There’s another neat confluence of events in my current undead game, which is that I got the Ascian’s collar quest, and it said that I’d need to go find Ascian to tame it, or that I could use it on any twisted. Well, guess what’s a twisted: the evil sorceror dude that appears as one of the random “I will beware this creature’s passing” events. So in the first move of the battle, Morrigan the Risen (isn’t Morrigan a female name, btw?) rides up and slaps the collar on without so much as a by-your-leave, and now I’ve got a counterspelling, imprisoning, assassin-demon-summoning, horrific-wailing sidekick.

From one of the other random-event-monsters I got a horn that gives the maul ability, and I found a token-ring-thing that gives splash damage. Put that together with the Heartseeker sword on my only non-undead non-mage hero, give him the collared sidekick for spell support, throw in the dragon I got from the dragon cave in the wildlands for good measure, and I’m guessing this game will be over as soon as they can make the grand tour to all the remaining cities on the map. (Alas, only Gilden is putting up any fight now in any event, and it’s mostly that it takes forever to get through their armor.)

Oh my. That is the ultimate setup. :D

OK friends, if you are into checking out betas the v1.5 update is live on Steam.

The changelog can be found here.

Let me know if you try it. :)

That’s one of the really great things about this game for me–putting together really awesome armies from the various game systems (heroes, units, items, spells, etc). Unfortunately there’s not a lot the AI can really do in many cases. Not always because of “bad AI”, sometimes the required counter would just be far too complex for any realistic AI to be able to put together. That said, it still would be nice if the late-game AI could put on a better show. I’ve never once seen the AI bring a dragon at me, for example.

Does having more than one Hero in an Army still murder your XP gain during battles or was that changed in one of the patches?

Heroes split XP gain evenly, as always.

Does anyone ever really use more than one hero? Basically my starting hero, which is my sovereign clears out all the monster nests and by the time I get additional heroes most, if not all the easy monsters are dead. Those usually require my sovereign to clear and as it goes he sucks up all the xp. From that point on it is very hard to level up other heroes. Now if attacking the AI armies gave full xp, that might change things, but as it stands you get very little xp from attacking AI units.

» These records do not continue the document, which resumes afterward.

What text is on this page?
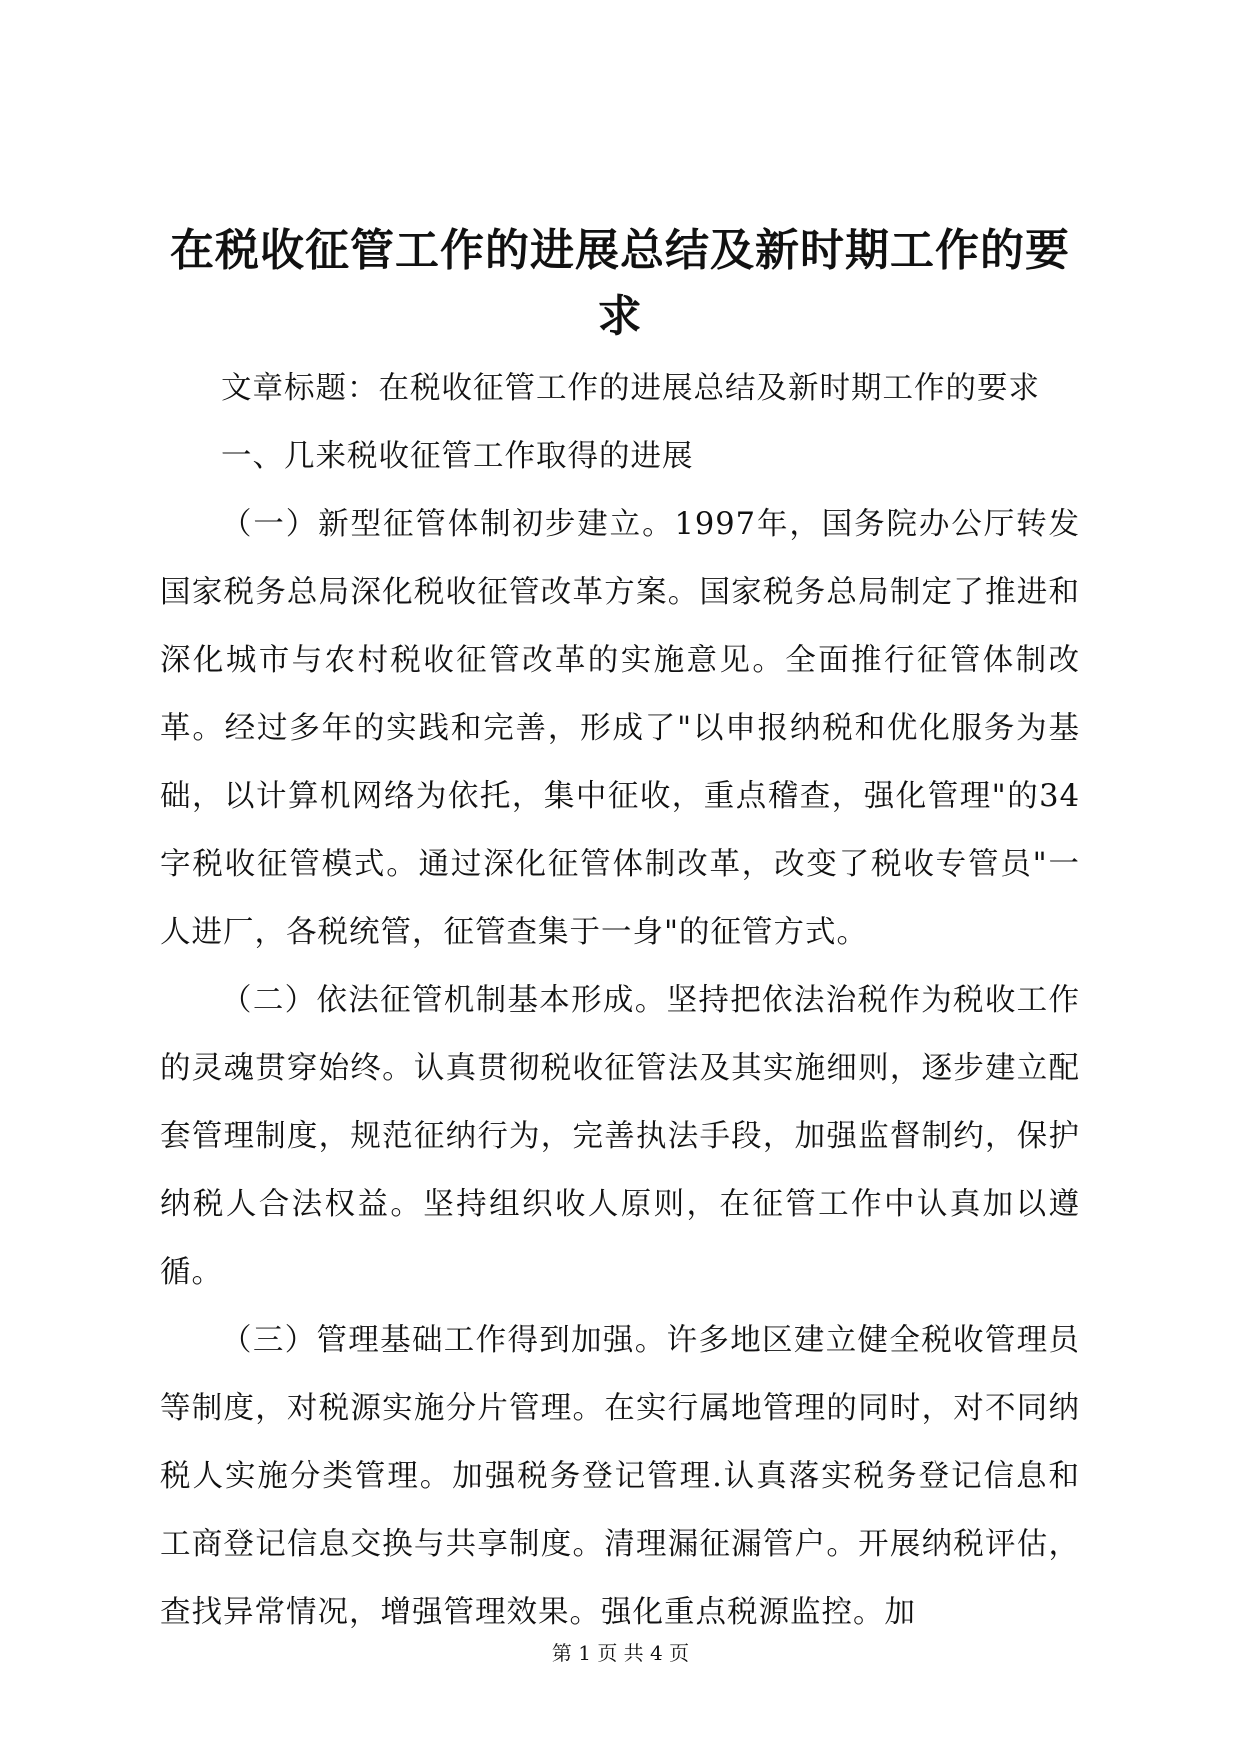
在税收征管工作的进展总结及新时期工作的要求

文章标题：在税收征管工作的进展总结及新时期工作的要求

一、几来税收征管工作取得的进展

（一）新型征管体制初步建立。1997年，国务院办公厅转发国家税务总局深化税收征管改革方案。国家税务总局制定了推进和深化城市与农村税收征管改革的实施意见。全面推行征管体制改革。经过多年的实践和完善，形成了"以申报纳税和优化服务为基础，以计算机网络为依托，集中征收，重点稽查，强化管理"的34字税收征管模式。通过深化征管体制改革，改变了税收专管员"一人进厂，各税统管，征管查集于一身"的征管方式。

（二）依法征管机制基本形成。坚持把依法治税作为税收工作的灵魂贯穿始终。认真贯彻税收征管法及其实施细则，逐步建立配套管理制度，规范征纳行为，完善执法手段，加强监督制约，保护纳税人合法权益。坚持组织收人原则，在征管工作中认真加以遵循。

（三）管理基础工作得到加强。许多地区建立健全税收管理员等制度，对税源实施分片管理。在实行属地管理的同时，对不同纳税人实施分类管理。加强税务登记管理.认真落实税务登记信息和工商登记信息交换与共享制度。清理漏征漏管户。开展纳税评估，查找异常情况，增强管理效果。强化重点税源监控。加

第 1 页 共 4 页
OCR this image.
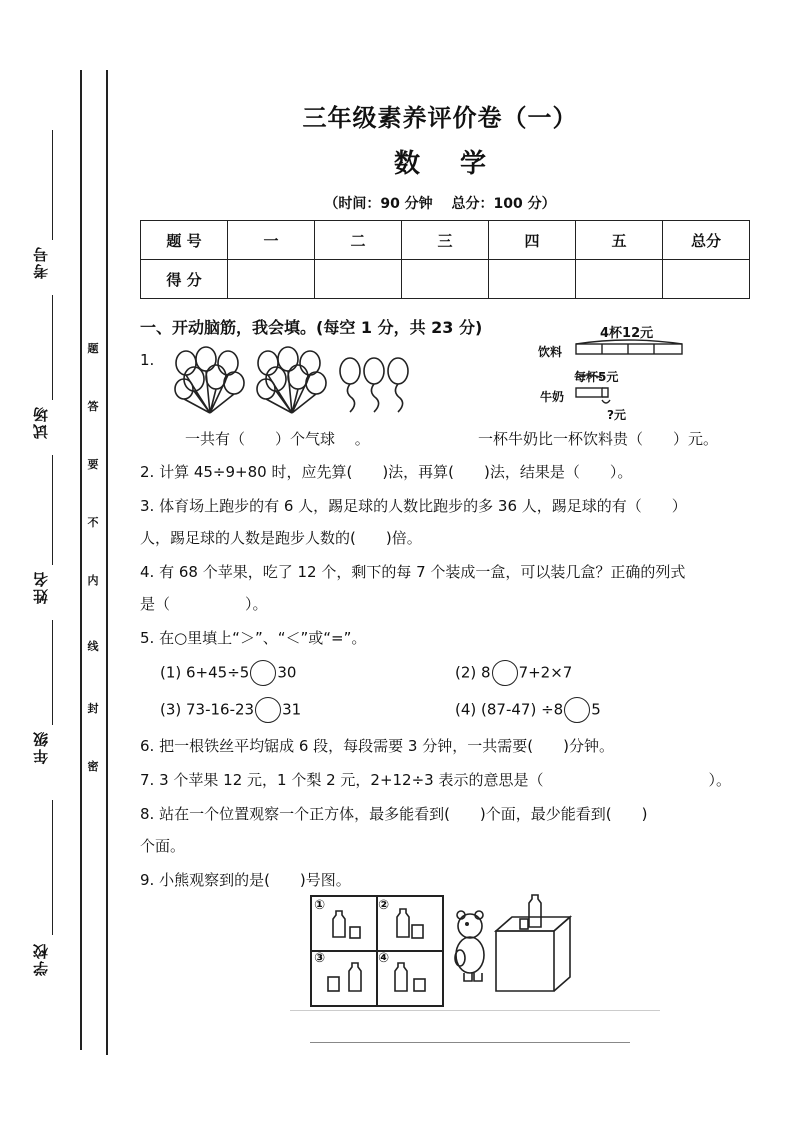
考号
试场
姓名
年级
学校
题
答
要
不
内
线
封
密
三年级素养评价卷（一）
数学
（时间：90 分钟　 总分：100 分）
题 号	一	二	三	四	五	总分
得 分						
一、开动脑筋，我会填。(每空 1 分，共 23 分)
1.
4杯12元
饮料
每杯5元
牛奶
?元
一共有（　　）个气球　 。	一杯牛奶比一杯饮料贵（　　）元。
2. 计算 45÷9+80 时，应先算(　　)法，再算(　　)法，结果是（　　）。
3. 体育场上跑步的有 6 人，踢足球的人数比跑步的多 36 人，踢足球的有（　　）
人，踢足球的人数是跑步人数的(　　)倍。
4. 有 68 个苹果，吃了 12 个，剩下的每 7 个装成一盒，可以装几盒？正确的列式
是（　　　　　）。
5. 在○里填上“＞”、“＜”或“=”。
(1) 6+45÷5 30	(2) 8 7+2×7
(3) 73-16-23 31	(4) (87-47) ÷8 5
6. 把一根铁丝平均锯成 6 段，每段需要 3 分钟，一共需要(　　)分钟。
7. 3 个苹果 12 元，1 个梨 2 元，2+12÷3 表示的意思是（　　　　　　　　　　　）。
8. 站在一个位置观察一个正方体，最多能看到(　　)个面，最少能看到(　　)
个面。
9. 小熊观察到的是(　　)号图。
①	②
③	④
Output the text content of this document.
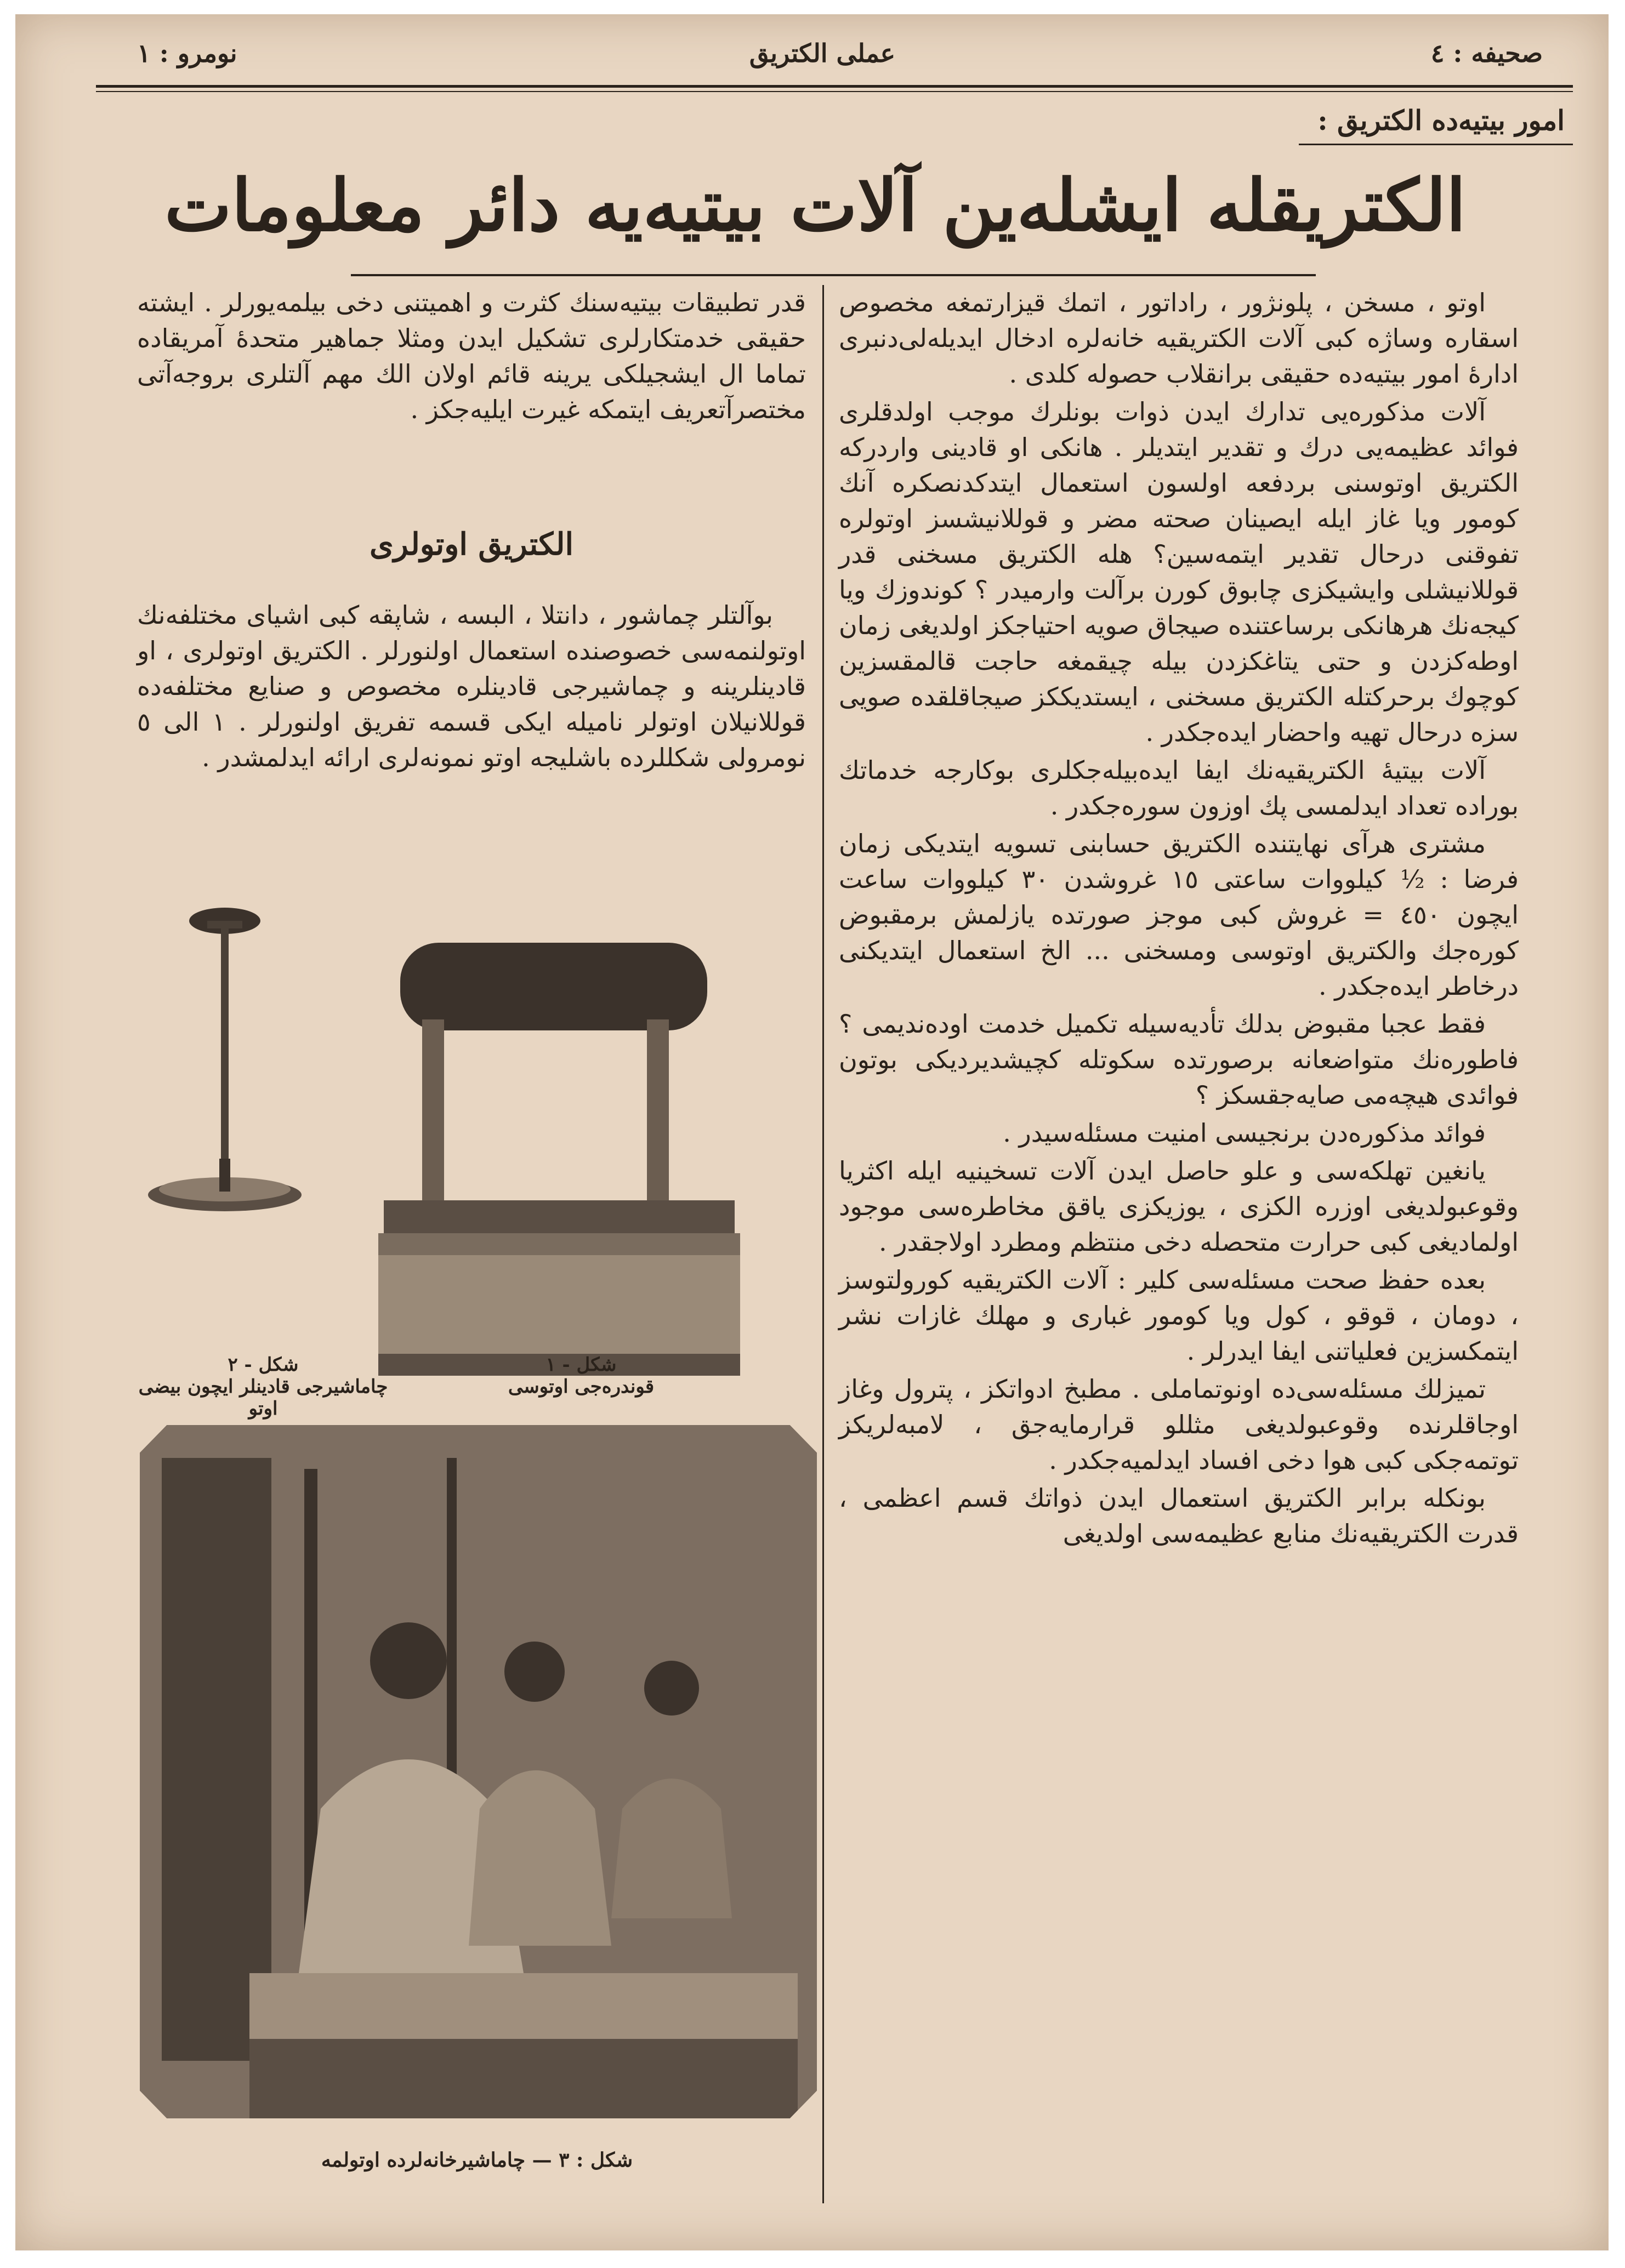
صحيفه : ٤
عملى الكتريق
نومرو : ١
امور بيتيه‌ده الكتريق :
الكتريقله ايشله‌ين آلات بيتيه‌يه دائر معلومات

اوتو ، مسخن ، پلونژور ، راداتور ، اتمك قيزارتمغه مخصوص اسقاره وساژه كبى آلات الكتريقيه خانه‌لره ادخال ايديله‌لى‌دنبرى اداره‌ٔ امور بيتيه‌ده حقيقى برانقلاب حصوله كلدى .

آلات مذكوره‌يى تدارك ايدن ذوات بونلرك موجب اولدقلرى فوائد عظيمه‌يى درك و تقدير ايتديلر . هانكى او قادينى واردركه الكتريق اوتوسنى بردفعه اولسون استعمال ايتدكدنصكره آنك كومور ويا غاز ايله ايصينان صحته مضر و قوللانيشسز اوتولره تفوقنى درحال تقدير ايتمه‌سين؟ هله الكتريق مسخنى قدر قوللانيشلى وايشيكزى چابوق كورن برآلت وارميدر ؟ كوندوزك ويا كيجه‌نك هرهانكى برساعتنده صيجاق صويه احتياجكز اولديغى زمان اوطه‌كزدن و حتى يتاغكزدن بيله چيقمغه حاجت قالمقسزين كوچوك برحركتله الكتريق مسخنى ، ايستديككز صيجاقلقده صويى سزه درحال تهيه واحضار ايده‌جكدر .

آلات بيتيه‌ٔ الكتريقيه‌نك ايفا ايده‌بيله‌جكلرى بوكارجه خدماتك بوراده تعداد ايدلمسى پك اوزون سوره‌جكدر .

مشترى هرآى نهايتنده الكتريق حسابنى تسويه ايتديكى زمان فرضا : ½ كيلووات ساعتى ١٥ غروشدن ٣٠ كيلووات ساعت ايچون ٤٥٠ = غروش كبى موجز صورتده يازلمش برمقبوض كوره‌جك والكتريق اوتوسى ومسخنى ... الخ استعمال ايتديكنى درخاطر ايده‌جكدر .

فقط عجبا مقبوض بدلك تأديه‌سيله تكميل خدمت اوده‌نديمى ؟ فاطوره‌نك متواضعانه برصورتده سكوتله كچيشديرديكى بوتون فوائدى هيچه‌مى صايه‌جقسكز ؟

فوائد مذكوره‌دن برنجيسى امنيت مسئله‌سيدر .

يانغين تهلكه‌سى و علو حاصل ايدن آلات تسخينيه ايله اكثريا وقوعبولديغى اوزره الكزى ، يوزيكزى ياقق مخاطره‌سى موجود اولماديغى كبى حرارت متحصله دخى منتظم ومطرد اولاجقدر .

بعده حفظ صحت مسئله‌سى كلير : آلات الكتريقيه كورولتوسز ، دومان ، قوقو ، كول ويا كومور غبارى و مهلك غازات نشر ايتمكسزين فعلياتنى ايفا ايدرلر .

تميزلك مسئله‌سى‌ده اونوتماملى . مطبخ ادواتكز ، پترول وغاز اوجاقلرنده وقوعبولديغى مثللو قرارمايه‌جق ، لامبه‌لريكز توتمه‌جكى كبى هوا دخى افساد ايدلميه‌جكدر .

بونكله برابر الكتريق استعمال ايدن ذواتك قسم اعظمى ، قدرت الكتريقيه‌نك منابع عظيمه‌سى اولديغى

قدر تطبيقات بيتيه‌سنك كثرت و اهميتنى دخى بيلمه‌يورلر . ايشته حقيقى خدمتكارلرى تشكيل ايدن ومثلا جماهير متحده‌ٔ آمريقاده تماما ال ايشجيلكى يرينه قائم اولان الك مهم آلتلرى بروجه‌آتى مختصرآتعريف ايتمكه غيرت ايليه‌جكز .

الكتريق اوتولرى

بوآلتلر چماشور ، دانتلا ، البسه ، شاپقه كبى اشياى مختلفه‌نك اوتولنمه‌سى خصوصنده استعمال اولنورلر . الكتريق اوتولرى ، او قادينلرينه و چماشيرجى قادينلره مخصوص و صنايع مختلفه‌ده قوللانيلان اوتولر ناميله ايكى قسمه تفريق اولنورلر . ١ الى ٥ نومرولى شكللرده باشليجه اوتو نمونه‌لرى ارائه ايدلمشدر .

شكل - ٢
چاماشيرجى قادينلر ايچون بيضى اوتو
شكل - ١
قوندره‌جى اوتوسى
شكل : ٣ — چاماشيرخانه‌لرده اوتولمه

I usually have 3-4 heroes running around with full armies by midgame. My sov is almost always the strongest, yes, but there’s little point in not sticking a hero in every army you have – and I usually have a lot of armies.

You need a hero and army to respond to each crisis that might appear. If you get attacked from multiple sides, relying on only your main hero won’t work no matter how powerful. I try to level up at least 1 or 2 extra heroes with their own stacks. Any additional heroes I normally turn into Commanders and dump in my main cities as I can’t be bothered with the additional micro-management.